SSL Certificates

Jeroen Massar jeroen at unfix.org
Thu Feb 16 16:21:33 UTC 2012


On 2012-02-16 17:13 , Christopher Morrow wrote:
> On Thu, Feb 16, 2012 at 8:33 AM, John R. Levine <johnl at iecc.com> wrote:
>>> I suppose if you buy a SSL certificate,  you should be looking for
>>> your CA to have insurance to reimburse the cost of the certificate
>>> should that happen,   and an ironclad   "refund"  clause in the
>>> agreement/contract  under which a SSL cert is issued
>>
>>
>> These certs cost $9.00.  You're not going to get much of an insurance policy
>> at that price.
> 
> again, startssl.com - free. why pay? it's (as you say) not actually
> buying you anything except random bits anyway... if you can get them
> for free, why would you not do that?

Because they do not have a wildcard one for 'free', which is useful when
one wants to serve eg example.com but als www.example.com from the same
location along with other variants of the hostname. Except for that, it
is a rather great offer. Though one can of course just serve the
example.com one and force people after they accept to the main site.

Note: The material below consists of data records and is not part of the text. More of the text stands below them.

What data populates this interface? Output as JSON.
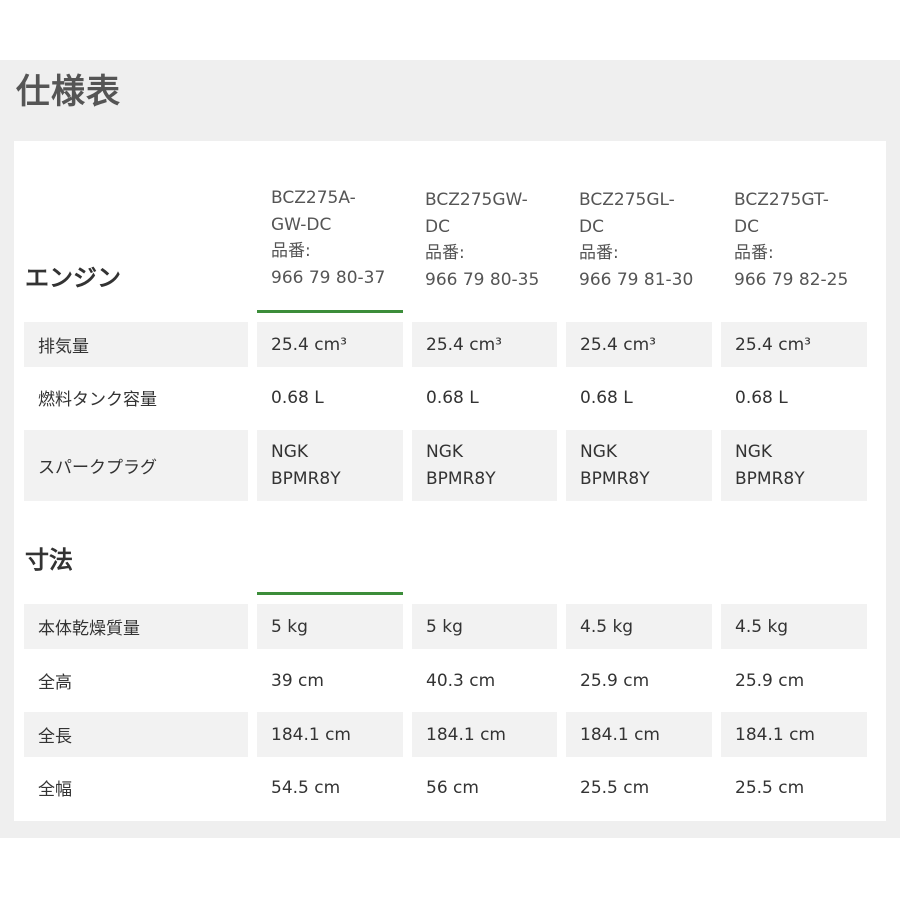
{
  "page_title": "仕様表",
  "columns": [
    {
      "model": "BCZ275A-\nGW-DC",
      "part_label": "品番:",
      "part_number": "966 79 80-37"
    },
    {
      "model": "BCZ275GW-\nDC",
      "part_label": "品番:",
      "part_number": "966 79 80-35"
    },
    {
      "model": "BCZ275GL-\nDC",
      "part_label": "品番:",
      "part_number": "966 79 81-30"
    },
    {
      "model": "BCZ275GT-\nDC",
      "part_label": "品番:",
      "part_number": "966 79 82-25"
    }
  ],
  "sections": [
    {
      "title": "エンジン",
      "rows": [
        {
          "label": "排気量",
          "values": [
            "25.4 cm³",
            "25.4 cm³",
            "25.4 cm³",
            "25.4 cm³"
          ]
        },
        {
          "label": "燃料タンク容量",
          "values": [
            "0.68 L",
            "0.68 L",
            "0.68 L",
            "0.68 L"
          ]
        },
        {
          "label": "スパークプラグ",
          "values": [
            "NGK\nBPMR8Y",
            "NGK\nBPMR8Y",
            "NGK\nBPMR8Y",
            "NGK\nBPMR8Y"
          ]
        }
      ]
    },
    {
      "title": "寸法",
      "rows": [
        {
          "label": "本体乾燥質量",
          "values": [
            "5 kg",
            "5 kg",
            "4.5 kg",
            "4.5 kg"
          ]
        },
        {
          "label": "全高",
          "values": [
            "39 cm",
            "40.3 cm",
            "25.9 cm",
            "25.9 cm"
          ]
        },
        {
          "label": "全長",
          "values": [
            "184.1 cm",
            "184.1 cm",
            "184.1 cm",
            "184.1 cm"
          ]
        },
        {
          "label": "全幅",
          "values": [
            "54.5 cm",
            "56 cm",
            "25.5 cm",
            "25.5 cm"
          ]
        }
      ]
    }
  ]
}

I tend to stick CAcert ones on hosts and tell people to either just
accept that single cert and store it for future checks or just install
the CAcert root cert, that covers a lot of hosts in one go, given of
course that one trusts what CAcert is doing, but that goes for anything.

The method that Firefox is using with the unchained certificates "save
this unverified cert and as long as it is the same it is great" is in
that respect similar to SSH hostkeys, one can verify those offline and
just keep on using them as as long as that cert is the same you are
likely talking to the same host (ssl etc still don't cover compromised
hosts).

In the end, they are just bits, and this whole verification thing at the
verification of owner adds nothing except for an ease-of-use factor for
the non-techy folks on the Internet.